Dec 18, 2009

What Pizzaghetti was really meant to be

I had to work late, so dinner was also going to be late.  However, the wife was hungry, and she was craving pasta.  Again.

“We’ve had pasta all week!!!” I reminded her gently.
She would not argue against pizza, she stated.  So off I went on the hunt for a  pizza to satisfy her hunger, and mine.

I figured I could get some pizza and maybe surprise her with a side of pasta.  A pizza-ghetti, or something similar to take out.

A pizza-ghetti is a combo meal, offered in a lot of family restaurants throughout Quebec, especially but not exclusively in italian-style chains such as Mikes (review), Pacini (review) or Giorgio.  Also very popular in these locations is the pizza-césar

Basically, a pizza-ghetti is a personal pizza, sliced in half, with a side of spaghetti, usually with a tomato-based sauce.  It is not something you would find in Italy, or in most countries of the world for that matter.

So I drove around Hull, looking for a pizza place that was not too busy and maybe could accommodate Mel’s pasta craving too. And I ended up at Dora Pizza, a small lebanese-owned pizza counter located on St-Joseph.

The pizza oven was dominating the space at the back, squeezed between dozens of empty boxes, that an employee was dutifully stacking while I waited.

I had ordered at the place before.  Dora Pizza delivers for free after 11 am everyday. It is one of these places where pizzas are always 2 for 1.  I peered at the menu, looking for the gem that would please my hungry woman.

Looking on the pasta side, the selection was limited.  Three types of spaghetti, two lasagnas, cheese ravioli.  No pizza-ghetti  there.  On the pizza front, 14 types were on the offering.  Classics such as All Dressed, Hawaian, Vegetarian were there.  And so were the less classic Taco, Smoked Meat and Pizzaghetti.

Pizzaghetti! Eureka!

But wait a second – why is it on the pizza menu, listed with the others?
I looked at the description:  Meat sauce, pepperoni, spaghetti, cheese.  Huh?
Well, whatever it was going to end up to be, I was ordering it.  What could possibly go wrong?

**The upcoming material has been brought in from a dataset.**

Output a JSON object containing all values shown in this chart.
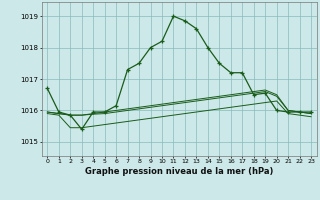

The pizzaiola, lebanese-born, was spinning the pie in front of me. So far, so good.
Meat Sauce, check.  Pepperoni, check. But I could not see any spaghetti, no containers, no cauldron, nothing.

And that is when the box stacker showed up, once again, but this time, no boxes.  Instead, he had a ball of spaghetti, steaming and covered with plastic wrap.  He gave it to the pizzaiola, and she proceeded to garnish the pie with it.  She finished it with cheese, and in the oven it went.  It came out soon after, and it was a work of art.

I was pleasantly surprised, and so was Mel. She’s made fun of pizza-ghetti before, but today she was quite excited when she opened the box.  For my part, I was worried the spaghetti would be dried up, but except for a handful of little bits, it was no different than any baked spaghetti. The meat sauce was correct, the pepperoni not overpowering. The mozzarella was alright, thought not quite as melted as it should have been.  All in all, not a bad food experiment.  If I were to make this at home, I would toss the pasta in the meat sauce first, to coat them nicely and make sure the meat sauce flavor would not be stuck between the meat and the pasta.  However, to order this again, someone would have to be in the right mood to enjoy it.